Bloods on one side. Crips on the other.

Those lines, albeit momentarily, were dissolved Saturday when Rico Cabrera Jr., Founder and Executive Director of Rico’s Get Better Foundation hosted a back-to-cchool clinic for kids inside the Imperial Courts. Kids from the Nickerson Gardens and Jordan Downs were on hand as well.

The participants were put through games and drills in rugby, soccer, and basketball.

For Cabrera Jr., it served as an opportunity to reach kids in a seldom reached area.

"(I want the kids to learn) that there is life beyond the projects and the housing development," Cabrera Jr. said. "That's a big deal. The folks I've been able to meet have really asked me to come back and bring as much positive energy, diversity, and education in a lot of different ways to the community.

"You can use sports to open doors."

One sport that encompasses all of which Cabrera Jr. is trying to get across at the clinic is rugby. It's a sport that isn't played or talked about much, if at all, in the inner cities but Cabrera Jr. invited Dallen Stanford and his team from Play Rugby USA to be involved.

Bringing rugby to the inner city served as yet another chance for Stanford to reach rugby first timers.

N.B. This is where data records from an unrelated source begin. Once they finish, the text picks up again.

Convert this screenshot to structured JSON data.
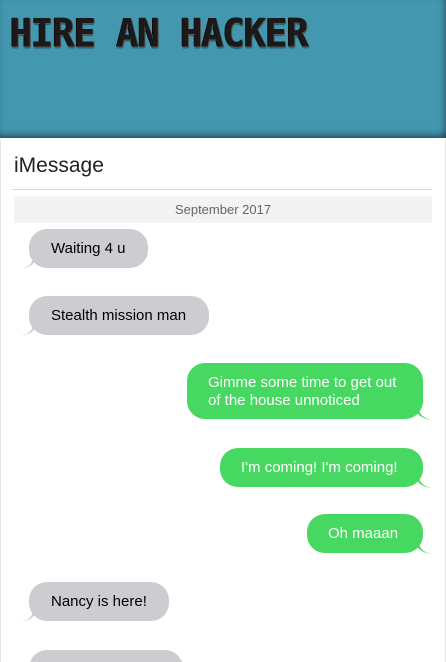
{
  "header": {
    "title": "HIRE AN HACKER"
  },
  "panel": {
    "title": "iMessage",
    "date_label": "September 2017"
  },
  "colors": {
    "banner": "#4398b0",
    "received_bubble": "#cdcdd1",
    "sent_bubble": "#46d860"
  },
  "messages": [
    {
      "direction": "received",
      "text": "Waiting 4 u"
    },
    {
      "direction": "received",
      "text": "Stealth mission man"
    },
    {
      "direction": "sent",
      "line1": "Gimme some time to get out",
      "line2": "of the house unnoticed"
    },
    {
      "direction": "sent",
      "text": "I'm coming! I'm coming!"
    },
    {
      "direction": "sent",
      "text": "Oh maaan"
    },
    {
      "direction": "received",
      "text": "Nancy is here!"
    }
  ]
}
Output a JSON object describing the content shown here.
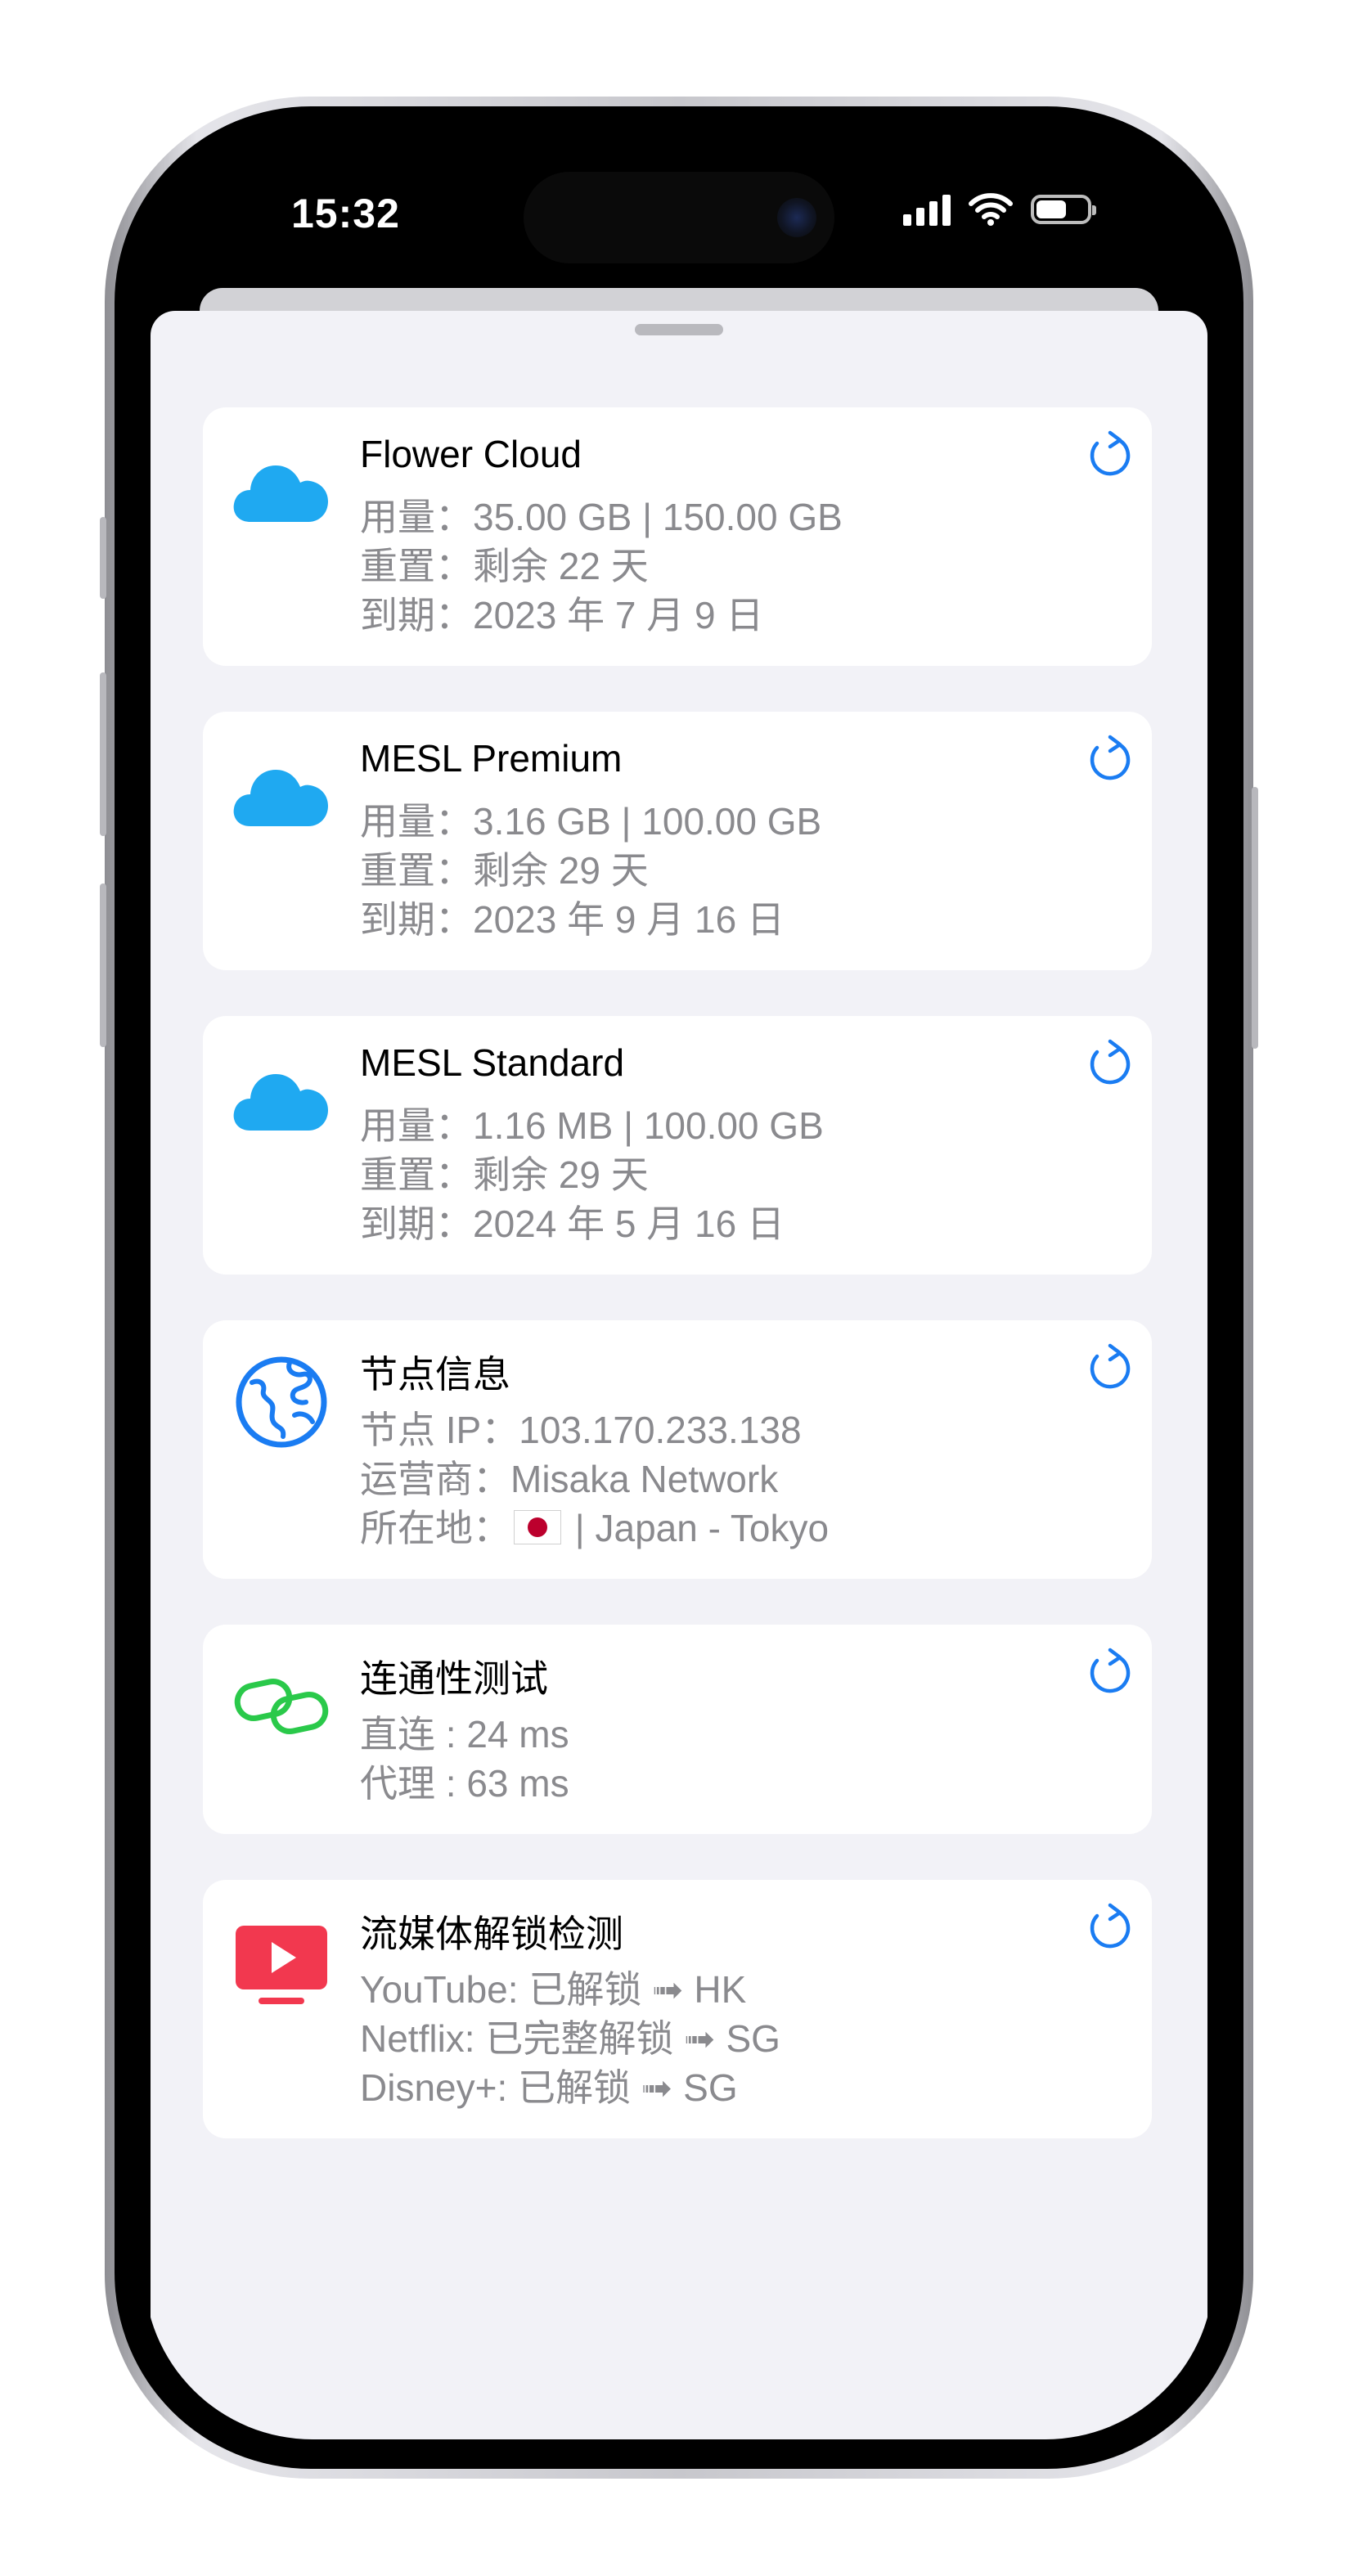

Stanford is the Play Rugby USA Los Angeles Program Manager and in the program's three years in the city they've developed a relationship with the Los Angeles Unified School District where rugby can be found in 75 of the district's elementary and middle schools.
 
In the last year, 1,500 students played the game for the first time through Play Rugby LA.
They're trying to reach 2,000 first timers this year and were able to add to that total at Cabrera Jr.'s clinic on Saturday.

The concept of throwing a ball that looks remotely similar to a football backwards was new and different for those that attended the clinic but they welcomed rugby with open arms.

"The instructors were like 'It's not like football,'" 14-year old rugby first timer and Jordan high school freshman, Rian Grothe explained. "I was like 'OK. Why is the ball shaped like a football?'

"You can pass it backwards only," Grothe was told.

"OK," the 14-year-old said. "I can get used to that."

In Grothe's case, the sport was an instant hit.

"It's, kind of, better than football, a little bit," he said.

A new sport. A new opportunity. Perhaps, a new door opened through the Back-to-School Clinic.

"That's what I really love doing is bringing inspiration to kids in need," Cabrera Jr. said.